Il mio caso si può leggere a partire dalla sensazione di morte imminente provata più volte all’approssimarsi della fine dell’analisi. Come resto dell’operazione analitica, questo evento di corpo commemora il primo marchio del significante sul corpo. Nelle prime settimane di vita, una tossicosi infantile aveva reso necessario un ricovero d’urgenza. Questo evento si fissò in una scena traumatica nella quale il nonno portava la nipotina “morta” all’ospedale, tramettendole che senza di lui lei non ci sarebbe più stata. L’enunciato materno ricorrente e minaccioso – “la vita si incaricherà di domarti [mater]” – diede valore e senso a questa scena all’origine del fantasma fondamentale “essere picchiata dalla vita” o, più in generale, “essere picchiata dalla lingua”.
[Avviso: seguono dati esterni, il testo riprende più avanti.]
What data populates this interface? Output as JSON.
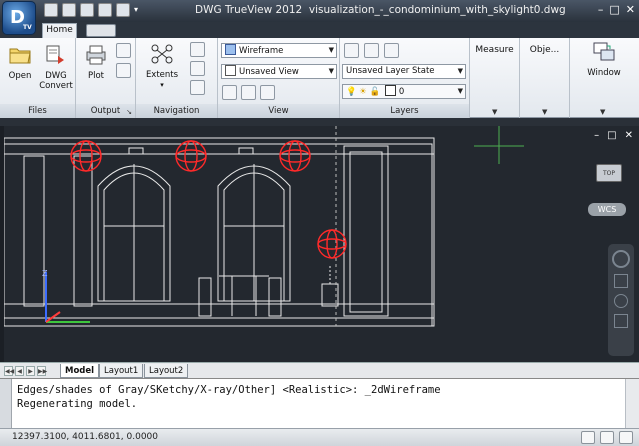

Il rifiuto del seno materno inaugurò la relazione con l’Altro primordiale al quale mi attaccai non tramite l’amore ma tramite la paura. Rifiutai assai presto di concedere niente a mia madre. I sintomi principali furono un’anoressia rispetto alla parola e una restrizione alimentare, difese di fronte alla melanconia materna. Il significante “mater” determinò la mia posizione soggettiva – fare la morta – sotto diverse forme sintomatiche (rendersi discreta, farsi dimenticare, non farsi né vedere né sentire, confondersi col paesaggio, non stabilirsi troppo a lungo in un luogo). Altri sintomi furono il rifugio di un godimento masochistico – onicofagia, acquisto di scarpe troppo piccole, cefalee, rifiuto di sapere – legate al senso di colpa edipico e al rifiuto della femminilità. Alcuni furono tentativi estremi di “ammansire” l’Altro materno. L’amore e l’idealizzazione paterne avevano alimentato la devastazione materna, e l’ostilità nei confronti di mia madre sorse quando avevo cinque anni, nel momento in cui mio padre lasciò definitivamente il domicilio familiare per un’altra donna.

Con l’avvicinarsi della fine dell’analisi, il sollevamento della rimozione e della nevrosi infantile hanno prodotto un primo attacco portato al fantasma, accompagnato da una deflazione del desiderio, da tristezza e da disgusto. Unitamente a ciò, la caduta progressiva delle identificazioni virili – “atleta”, la fallicizzazione ottenuta con l’essere attratta dalle cose della morte, colei che tutto ascolta e tutto vede – ha permesso di assumere la castrazione. Tre sogni sopraggiunti verso la fine dell’analisi fornirono una via alla posizione femminile.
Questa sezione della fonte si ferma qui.